Voswinkel ajoute que l’énergie solaire prendra une importance croissante, car la demande de refroidissement est la plus élevée pendant la journée, lorsque la production solaire est elle aussi au maximum. Une grande partie de la demande supplémentaire peut ainsi être satisfaite par une électricité relativement peu carbonée, ce qui limite les besoins de stockage additionnels.

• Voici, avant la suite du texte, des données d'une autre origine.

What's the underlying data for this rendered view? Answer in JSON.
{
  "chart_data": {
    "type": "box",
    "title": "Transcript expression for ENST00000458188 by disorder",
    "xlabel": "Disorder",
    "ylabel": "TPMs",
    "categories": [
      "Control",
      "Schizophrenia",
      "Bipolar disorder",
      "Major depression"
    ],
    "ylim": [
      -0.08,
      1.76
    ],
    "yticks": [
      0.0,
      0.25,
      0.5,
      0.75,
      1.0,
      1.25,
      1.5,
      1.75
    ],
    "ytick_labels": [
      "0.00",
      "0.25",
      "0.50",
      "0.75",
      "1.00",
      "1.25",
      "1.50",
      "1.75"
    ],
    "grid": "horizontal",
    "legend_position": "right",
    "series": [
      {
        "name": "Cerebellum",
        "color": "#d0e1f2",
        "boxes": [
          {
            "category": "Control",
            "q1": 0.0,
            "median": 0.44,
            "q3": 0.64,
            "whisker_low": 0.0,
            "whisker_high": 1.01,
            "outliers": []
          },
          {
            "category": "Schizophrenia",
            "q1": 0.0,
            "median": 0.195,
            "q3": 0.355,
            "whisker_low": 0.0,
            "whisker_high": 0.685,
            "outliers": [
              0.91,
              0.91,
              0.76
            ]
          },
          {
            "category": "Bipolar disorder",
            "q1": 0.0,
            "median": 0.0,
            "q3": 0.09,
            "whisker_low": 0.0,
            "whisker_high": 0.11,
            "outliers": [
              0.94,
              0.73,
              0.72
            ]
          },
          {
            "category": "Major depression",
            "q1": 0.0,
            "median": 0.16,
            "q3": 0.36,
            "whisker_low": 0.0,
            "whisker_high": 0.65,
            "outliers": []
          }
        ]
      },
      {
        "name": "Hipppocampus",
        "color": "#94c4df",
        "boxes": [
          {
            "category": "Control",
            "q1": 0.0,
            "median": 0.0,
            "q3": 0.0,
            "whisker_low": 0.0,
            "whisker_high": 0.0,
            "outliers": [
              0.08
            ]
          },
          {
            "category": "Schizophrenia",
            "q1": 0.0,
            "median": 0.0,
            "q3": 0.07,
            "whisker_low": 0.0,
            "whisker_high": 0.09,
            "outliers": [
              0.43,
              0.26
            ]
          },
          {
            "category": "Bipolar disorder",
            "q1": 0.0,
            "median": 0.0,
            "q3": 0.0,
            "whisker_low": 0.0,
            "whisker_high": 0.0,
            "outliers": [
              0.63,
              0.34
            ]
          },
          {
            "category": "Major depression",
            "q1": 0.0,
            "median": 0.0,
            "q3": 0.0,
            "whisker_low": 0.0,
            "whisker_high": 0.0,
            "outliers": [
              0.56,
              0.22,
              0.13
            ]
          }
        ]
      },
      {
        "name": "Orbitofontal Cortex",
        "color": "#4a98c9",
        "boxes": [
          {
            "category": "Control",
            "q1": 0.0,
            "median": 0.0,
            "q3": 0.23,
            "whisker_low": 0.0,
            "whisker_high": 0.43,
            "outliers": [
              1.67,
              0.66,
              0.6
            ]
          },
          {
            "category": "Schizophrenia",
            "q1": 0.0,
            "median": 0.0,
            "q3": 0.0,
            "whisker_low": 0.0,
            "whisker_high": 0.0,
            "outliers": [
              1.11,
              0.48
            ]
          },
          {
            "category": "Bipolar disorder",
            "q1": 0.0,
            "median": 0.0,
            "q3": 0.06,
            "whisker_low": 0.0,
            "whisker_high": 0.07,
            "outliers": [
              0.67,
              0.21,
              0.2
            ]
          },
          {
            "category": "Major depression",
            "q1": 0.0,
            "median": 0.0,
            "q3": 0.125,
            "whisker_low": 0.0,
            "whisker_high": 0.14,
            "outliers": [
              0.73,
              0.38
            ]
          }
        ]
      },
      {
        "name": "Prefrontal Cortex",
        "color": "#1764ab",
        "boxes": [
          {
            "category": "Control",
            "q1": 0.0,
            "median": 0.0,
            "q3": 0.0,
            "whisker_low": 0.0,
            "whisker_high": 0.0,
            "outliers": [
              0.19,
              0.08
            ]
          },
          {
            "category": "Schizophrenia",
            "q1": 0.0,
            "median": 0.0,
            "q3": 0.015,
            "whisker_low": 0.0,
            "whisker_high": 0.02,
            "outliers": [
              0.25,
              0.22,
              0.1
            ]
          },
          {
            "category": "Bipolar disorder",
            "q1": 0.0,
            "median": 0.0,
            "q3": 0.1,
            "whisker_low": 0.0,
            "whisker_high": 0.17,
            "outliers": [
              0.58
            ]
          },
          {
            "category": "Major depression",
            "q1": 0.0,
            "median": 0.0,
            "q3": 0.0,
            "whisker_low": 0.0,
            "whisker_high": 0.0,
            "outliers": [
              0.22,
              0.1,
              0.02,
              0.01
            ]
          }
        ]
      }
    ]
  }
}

Cela étant, la demande d’électricité à venir ne dépendra pas uniquement de la hausse des températures. L’impact de vagues de chaleur plus fréquentes variera en fonction du taux d’équipement en climatisation, de la performance énergétique des bâtiments et de la capacité des systèmes électriques à déplacer la demande et à stocker l’énergie renouvelable. À mesure que l’Europe se réchauffe, la climatisation relève de moins en moins du confort pour devenir un enjeu de santé publique et de sécurité, ce qui souligne la nécessité de systèmes électriques capables de répondre à une demande croissante de refroidissement.